I have a lot of legacy Windows Resource Files (*.rc) in my repository. Initially they had UTF-8, ASCII, UTF-16 or other encoding. Also there were no .gitattributes in my repo, so git wasn't able to produce diff for UTF-16 files and treated them as binary.
In my dev
branch I've converted all of *.rc files to UTF-16LE-BOM with CRLF line endings and added .gitattributes with **/*.rc text working-tree-encoding=UTF-16LE-BOM eol=CRLF
. (I've converted all files to UTF-16 to simply use *.rc mask and not list all the files explicitly.)
But when I clone my repo and try git checkout
to dev
branch I see a lot of errors failed to encode '...' from UTF-8 to UTF-16LE-BOM
, so it looks like git treats them as UTF-8 regardless of .gitattributes contents. Also after checkout all of the *.rc files become corrupted.
Before:
#include <winver.h>
// Version Information
#ifndef _DEBUG
After:
#include <winver.h>
ഀഀ
// Version Information
⌀椀昀渀搀攀昀 开䐀䔀䈀唀䜀ഀഀ
Also If I type git status
after checkout, git shows failed to encode '...' from UTF-16LE-BOM to UTF-8
.
Is there any way to fix this?
The documentation for the .gitattributes file has examples for configuring the working tree encoding of UTF-16 files which (1) have a byte order mark (BOM), or (2) lack one. To paraphrase:
If the UTF-16 file has a BOM, set working-tree-encoding=UTF-16
. Git apparently inspects the BOM to distinguish little endian from big endian.

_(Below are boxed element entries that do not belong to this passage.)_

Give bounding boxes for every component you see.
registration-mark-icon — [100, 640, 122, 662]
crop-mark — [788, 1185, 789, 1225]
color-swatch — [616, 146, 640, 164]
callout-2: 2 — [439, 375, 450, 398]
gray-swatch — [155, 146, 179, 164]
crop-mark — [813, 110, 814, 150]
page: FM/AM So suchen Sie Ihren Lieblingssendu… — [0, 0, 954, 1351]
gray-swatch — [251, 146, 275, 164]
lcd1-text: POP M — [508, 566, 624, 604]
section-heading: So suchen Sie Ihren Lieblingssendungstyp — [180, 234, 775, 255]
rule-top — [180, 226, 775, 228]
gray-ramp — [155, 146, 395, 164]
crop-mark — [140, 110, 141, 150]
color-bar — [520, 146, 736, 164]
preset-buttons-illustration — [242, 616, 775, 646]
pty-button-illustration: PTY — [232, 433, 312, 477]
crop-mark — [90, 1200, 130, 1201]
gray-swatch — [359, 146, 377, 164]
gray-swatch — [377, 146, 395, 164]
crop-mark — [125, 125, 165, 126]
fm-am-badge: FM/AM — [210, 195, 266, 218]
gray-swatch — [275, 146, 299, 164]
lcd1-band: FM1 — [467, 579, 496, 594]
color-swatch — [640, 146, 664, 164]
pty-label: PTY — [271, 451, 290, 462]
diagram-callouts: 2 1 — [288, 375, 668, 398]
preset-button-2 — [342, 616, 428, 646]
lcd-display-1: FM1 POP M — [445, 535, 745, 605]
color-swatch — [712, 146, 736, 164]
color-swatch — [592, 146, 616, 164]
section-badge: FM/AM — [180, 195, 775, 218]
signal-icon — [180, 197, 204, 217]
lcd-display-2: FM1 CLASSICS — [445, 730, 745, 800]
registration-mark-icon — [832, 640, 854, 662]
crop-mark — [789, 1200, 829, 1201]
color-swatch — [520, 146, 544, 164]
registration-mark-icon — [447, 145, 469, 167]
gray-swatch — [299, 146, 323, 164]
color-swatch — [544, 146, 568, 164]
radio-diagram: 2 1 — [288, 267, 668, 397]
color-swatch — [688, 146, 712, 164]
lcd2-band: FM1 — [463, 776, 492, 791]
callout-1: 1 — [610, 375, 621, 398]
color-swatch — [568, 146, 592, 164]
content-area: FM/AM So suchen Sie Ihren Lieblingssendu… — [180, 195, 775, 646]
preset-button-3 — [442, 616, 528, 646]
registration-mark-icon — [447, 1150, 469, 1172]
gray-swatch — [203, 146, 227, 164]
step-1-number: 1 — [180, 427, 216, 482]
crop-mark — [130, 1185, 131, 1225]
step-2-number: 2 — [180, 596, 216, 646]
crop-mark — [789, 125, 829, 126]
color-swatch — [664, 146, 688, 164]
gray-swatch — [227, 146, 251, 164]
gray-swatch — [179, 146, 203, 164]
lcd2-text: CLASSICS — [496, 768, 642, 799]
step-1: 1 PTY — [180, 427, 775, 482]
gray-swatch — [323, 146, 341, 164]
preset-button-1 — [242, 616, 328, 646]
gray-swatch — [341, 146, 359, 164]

If the UTF-16 file lacks a BOM, set working-tree-encoding=UTF-16LE
or working-tree-encoding=UTF-16BE
depending on the text encoding in use.
The encoding type UTF-16LE-BOM
is never mentioned in the documentation; however, Git supports encodings available when you run iconv --list
from a terminal (or from Git Bash on Windows). UTF-16LE-BOM
does not appear as a supported encoding on either Ubuntu 18.04 or Windows 10.